The Current Landscape and Future Outlook
Today, the restructured Mobeus (now Gresham House) VCTs remain among the most respected and stable vehicles in the UK’s VCT market. Their portfolios are well-diversified, holding a mix of mature, income-generating businesses and promising growth-stage companies.
The management team continues to pursue a disciplined pipeline of new investments, with an increasing emphasis on technology-driven and sustainability-focused enterprises. ESG (Environmental, Social, and Governance) principles are now integrated into their investment process, aligning with modern investor expectations and regulatory standards.
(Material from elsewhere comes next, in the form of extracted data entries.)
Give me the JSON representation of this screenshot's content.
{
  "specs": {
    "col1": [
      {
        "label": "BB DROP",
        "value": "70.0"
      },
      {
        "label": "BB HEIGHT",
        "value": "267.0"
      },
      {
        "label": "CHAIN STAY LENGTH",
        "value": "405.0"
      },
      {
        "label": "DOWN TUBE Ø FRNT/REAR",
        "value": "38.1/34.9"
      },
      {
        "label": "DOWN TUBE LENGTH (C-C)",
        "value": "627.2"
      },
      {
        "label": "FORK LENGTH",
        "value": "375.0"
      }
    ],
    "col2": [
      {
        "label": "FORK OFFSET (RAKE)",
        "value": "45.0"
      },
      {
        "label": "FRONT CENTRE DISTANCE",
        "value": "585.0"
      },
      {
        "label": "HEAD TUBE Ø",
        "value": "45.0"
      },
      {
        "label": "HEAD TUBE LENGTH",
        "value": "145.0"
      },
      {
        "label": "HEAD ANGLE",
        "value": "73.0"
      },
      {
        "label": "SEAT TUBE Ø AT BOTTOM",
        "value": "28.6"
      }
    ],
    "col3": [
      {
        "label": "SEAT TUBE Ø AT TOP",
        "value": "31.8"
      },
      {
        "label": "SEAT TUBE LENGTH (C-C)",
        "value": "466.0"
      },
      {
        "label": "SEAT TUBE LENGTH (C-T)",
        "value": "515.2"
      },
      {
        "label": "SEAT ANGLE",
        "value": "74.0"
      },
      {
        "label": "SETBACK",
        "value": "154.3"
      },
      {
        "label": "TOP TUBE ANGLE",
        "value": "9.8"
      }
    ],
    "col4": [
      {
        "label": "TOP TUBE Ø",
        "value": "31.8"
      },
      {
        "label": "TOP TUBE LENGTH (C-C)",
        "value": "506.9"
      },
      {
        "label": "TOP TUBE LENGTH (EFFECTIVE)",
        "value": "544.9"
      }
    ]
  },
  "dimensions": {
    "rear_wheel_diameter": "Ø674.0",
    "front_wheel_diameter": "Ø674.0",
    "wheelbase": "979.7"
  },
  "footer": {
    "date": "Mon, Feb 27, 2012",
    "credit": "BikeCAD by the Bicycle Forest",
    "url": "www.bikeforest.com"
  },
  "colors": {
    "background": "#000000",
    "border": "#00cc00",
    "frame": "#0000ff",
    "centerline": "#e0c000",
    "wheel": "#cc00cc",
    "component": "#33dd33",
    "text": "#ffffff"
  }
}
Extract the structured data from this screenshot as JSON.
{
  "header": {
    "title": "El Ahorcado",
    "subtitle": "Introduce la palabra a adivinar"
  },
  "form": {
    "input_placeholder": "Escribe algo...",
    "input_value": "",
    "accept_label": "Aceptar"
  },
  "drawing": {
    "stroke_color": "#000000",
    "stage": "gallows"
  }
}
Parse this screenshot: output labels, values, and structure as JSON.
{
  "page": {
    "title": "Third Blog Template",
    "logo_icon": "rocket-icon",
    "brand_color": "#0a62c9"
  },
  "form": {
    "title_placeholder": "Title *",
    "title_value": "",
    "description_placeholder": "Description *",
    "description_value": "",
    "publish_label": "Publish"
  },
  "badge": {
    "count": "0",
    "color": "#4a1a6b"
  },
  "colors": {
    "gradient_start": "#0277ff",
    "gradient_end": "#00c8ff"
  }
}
Looking ahead, Mobeus VCTs are poised for continued success. Strong capital reserves, a healthy flow of deal opportunities, and a well-established management framework provide a solid foundation for future growth. Market uncertainties may present challenges, but they also open doors to acquire quality assets at attractive valuations.
Conclusion
Mobeus VCTs have carved a distinctive place in the history of UK venture capital. Their journey — from independent management under Mobeus Equity Partners to integration with Gresham House — highlights the evolution of a trusted investment model that combines entrepreneurial vision with institutional discipline.
For investors, Mobeus VCTs offer more than just tax advantages; they provide a tangible connection to the heartbeat of the UK’s innovation economy. By investing in Mobeus VCTs, individuals not only seek competitive financial returns but also play a direct role in supporting the growth of Britain’s most dynamic, high-potential businesses.
In essence, Mobeus VCTs embody the spirit of responsible, long-term investing — where opportunity meets purpose, and capital meets creativity.